Таким образом, можно говорить о линейном предсуществовании или скрытой наследственности, которая в ходе моего существования была оживлена при помощи различных влияний. Отсюда происходит сущностная автономия моего развития. Возможно, что с некоторого момента два человека оказывали на меня неощутимое, но реальное воздействие с целью моего пробуждения. Но уже тот факт, что я стал это подозревать только годы спустя, демонстрирует, что речь не идет о прививке со стороны. Естественная дистанция от человеческого в отношении многого такого, что, особенно в области аффектов, обычно считается нормальным, проявлялось во мне еще в молодости — я бы даже сказал, прежде всего в молодости. Отрицательным аспектом этой предрасположенности являлось то, что во всех областях своего гибридного (то есть влияя и на мою индивидуальность) проявления она производила некоторую невосприимчивость и сдержанность души. Однако в более важной сфере она сделала для меня возможным непосредственное познание необусловленных ценностей, лежащих совершенно за пределами способности моих современников видеть и чувствовать.
Мою вторую склонность можно назвать, используя индийский термин, «кшатрийской». В Индии это слово обозначало человеческий тип, склоняющийся к действию и «воинскому» утверждению в широком смысле, противоположном религиозно-жреческому или созерцательному типу брахмана. Она также стала моей ориентацией, хотя и установилась по-настоящему только постепенно. Ее можно вывести из другой, скрытой части наследственности, или «темной памяти». В первый период моей жизни эта склонность проявлялась грубо, приводя к неуравновешенному утверждению Я, а в спекулятивной области — к усиленному звучанию сформулированной мной доктрины могущества и независимости. Но она также стала экзистенциальной основой, которая, несмотря на свой анахронизм, заставила меня считать абсолютно очевидными ценности и реальности иного мира — мира иерархической, аристократической и феодальной цивилизации. Она стала также экзистенциальной основой моей имманентной критики трансцендентального идеализма и его превосхождения в теории Абсолютного Индивида. Наконец, я обязан ей стремлением к ясным бескомпромиссным позициям, своего рода интеллектуальному бесстрашию, выражающемуся, помимо полемических высказываний, в логической последовательности и строгости.

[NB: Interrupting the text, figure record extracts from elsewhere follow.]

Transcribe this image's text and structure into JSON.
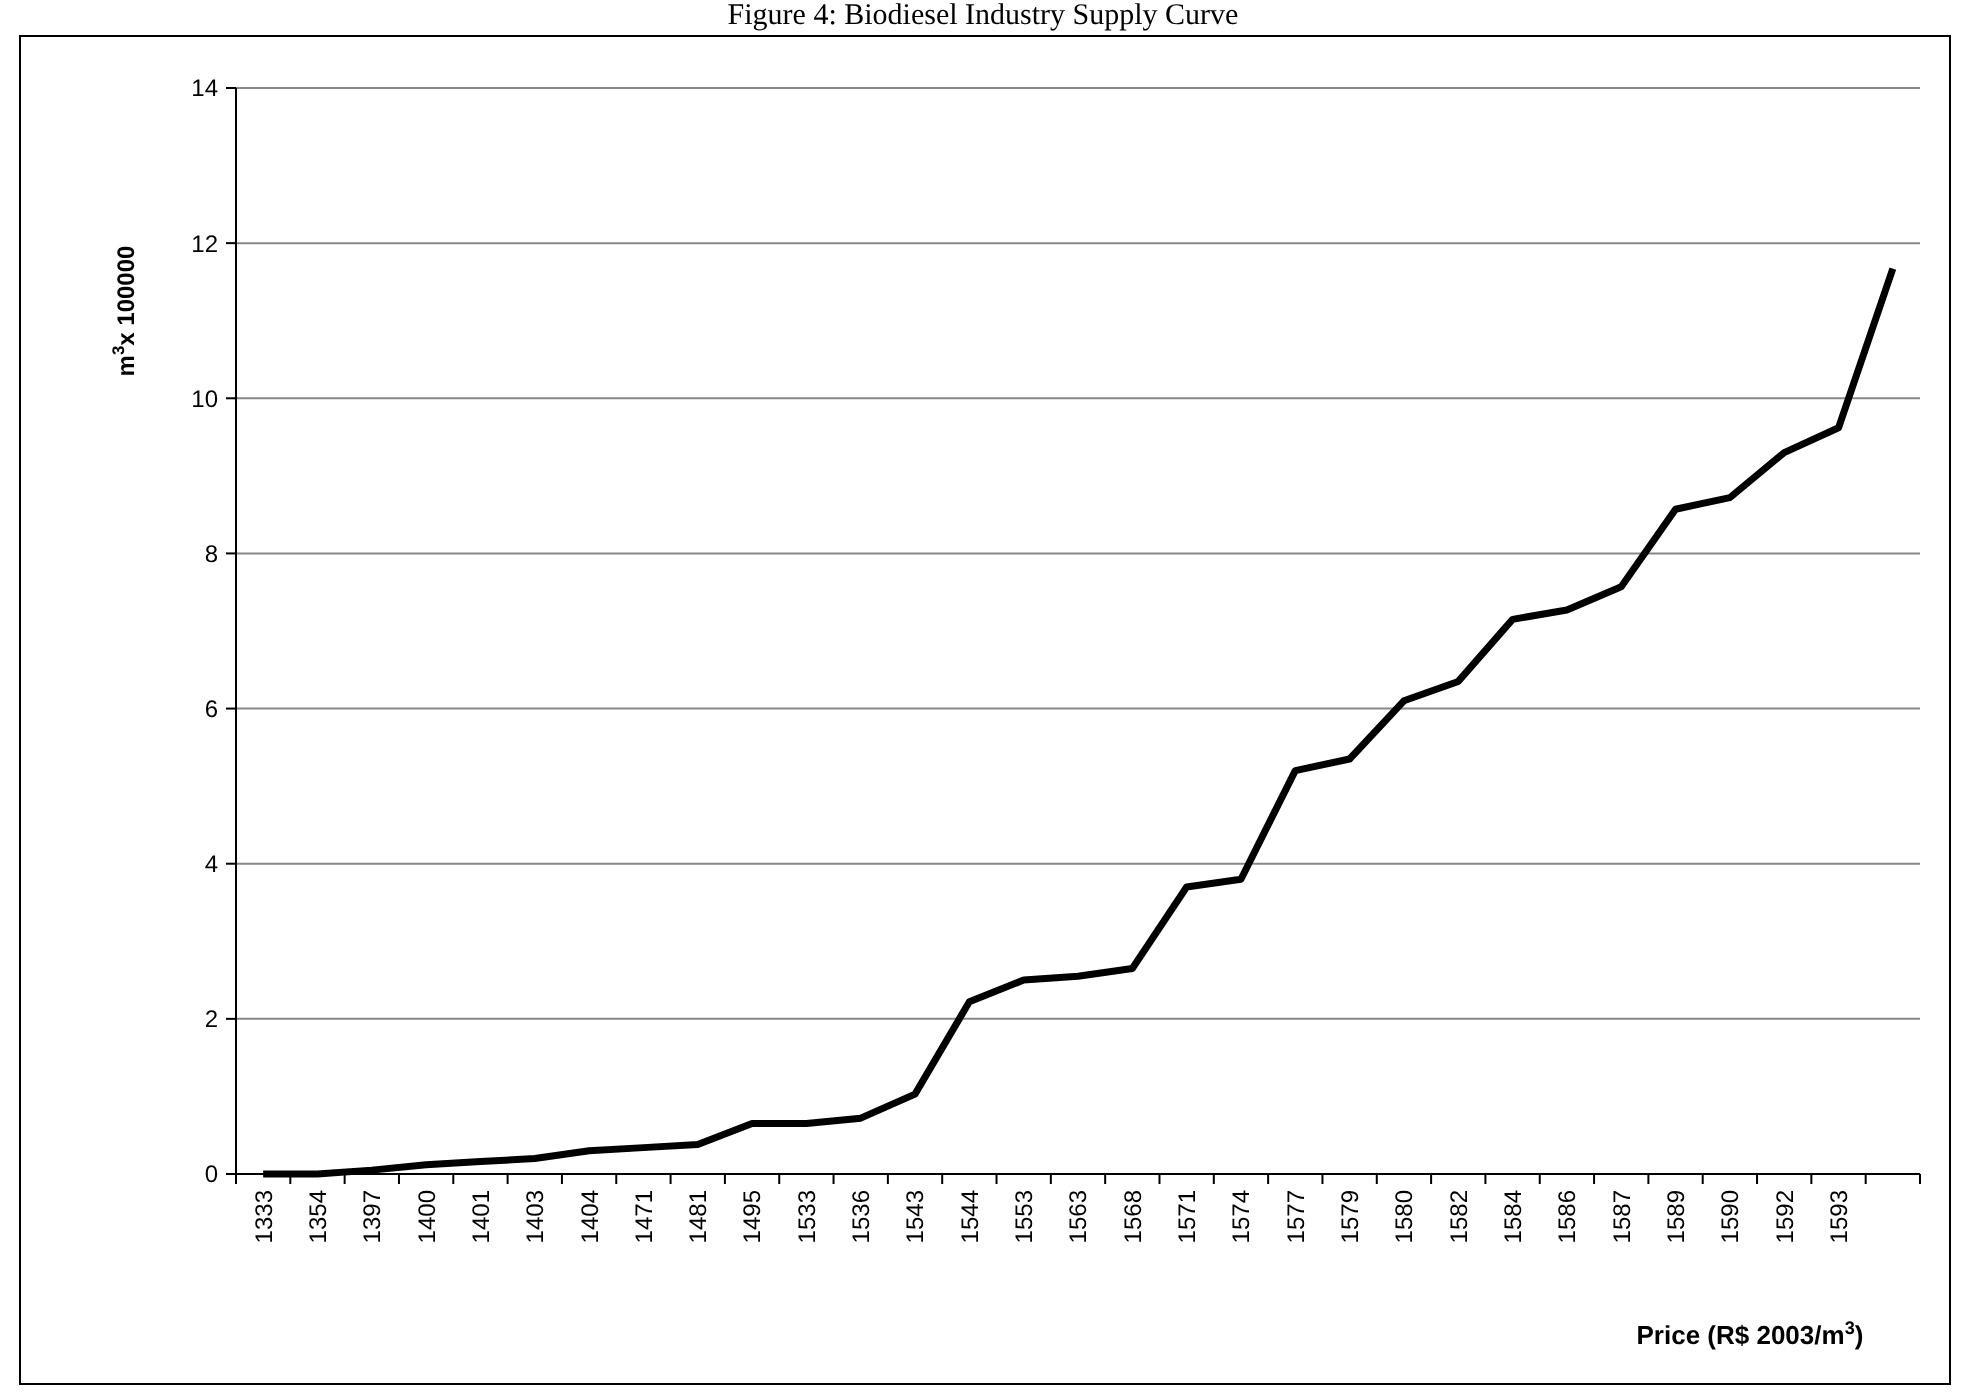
{
  "chart_data": {
    "type": "line",
    "title": "Figure 4: Biodiesel Industry Supply Curve",
    "xlabel": "Price (R$ 2003/m$^{3}$)",
    "ylabel": "m$^{3}$x 100000",
    "categories": [
      "1333",
      "1354",
      "1397",
      "1400",
      "1401",
      "1403",
      "1404",
      "1471",
      "1481",
      "1495",
      "1533",
      "1536",
      "1543",
      "1544",
      "1553",
      "1563",
      "1568",
      "1571",
      "1574",
      "1577",
      "1579",
      "1580",
      "1582",
      "1584",
      "1586",
      "1587",
      "1589",
      "1590",
      "1592",
      "1593",
      null
    ],
    "series": [
      {
        "color": "#000000",
        "values": [
          0,
          0,
          0.05,
          0.12,
          0.16,
          0.2,
          0.3,
          0.34,
          0.38,
          0.65,
          0.65,
          0.72,
          1.03,
          2.22,
          2.5,
          2.55,
          2.65,
          3.7,
          3.8,
          5.2,
          5.35,
          6.1,
          6.35,
          7.15,
          7.27,
          7.57,
          8.57,
          8.72,
          9.3,
          9.62,
          11.67
        ]
      }
    ],
    "ylim": [
      0,
      14
    ],
    "yticks": [
      0,
      2,
      4,
      6,
      8,
      10,
      12,
      14
    ],
    "grid": "y",
    "marker": "none",
    "line_style": "solid"
  }
}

Очевидно, что между этими двумя склонностями присутствовали определенные противоречия. В то время как стремление к трансцендентности порождало чувство отстраненности от реальности и — в молодости — почти что желание освобождения или ухода от действительности, несвободное от мистики, кшатрийская склонность направляла меня к действию, к свободному самоутверждению с центром в Я. Можно сказать, что примирение этих двух тенденций стало экзистенциальной задачей всей моей жизни. Ее выполнение, не ведущее к гибели, стало для меня возможным тогда, когда я дошел до понимания сущности первого и второго на высшем уровне. В области идей их синтез стал основой для особой формулировки «традиционализма» в последний период моей деятельности — в противоположность более интеллектуалистичной и «восточной» формулировке течения, возглавляемого Рене Геноном.
Данные склонности нельзя свести ни к влиянию среды, ни к наследственным факторам в общепринятом, биологическом смысле. Среде, образованию, линии своей крови я обязан в минимальной степени. Во многом я находился в оппозиции как традиции, господствующей на Западе — христианству и католицизму, так и нынешней цивилизации, демократическому и материалистическому «современному миру»; как культуре и ментальности, господствовавшим в государстве, в котором я родился — Италии, так и, наконец, моему семейному окружению. Влияние всего этого, если оно и существовало, было косвенным, отрицательным: оно благоприятствовало только моим реакциям.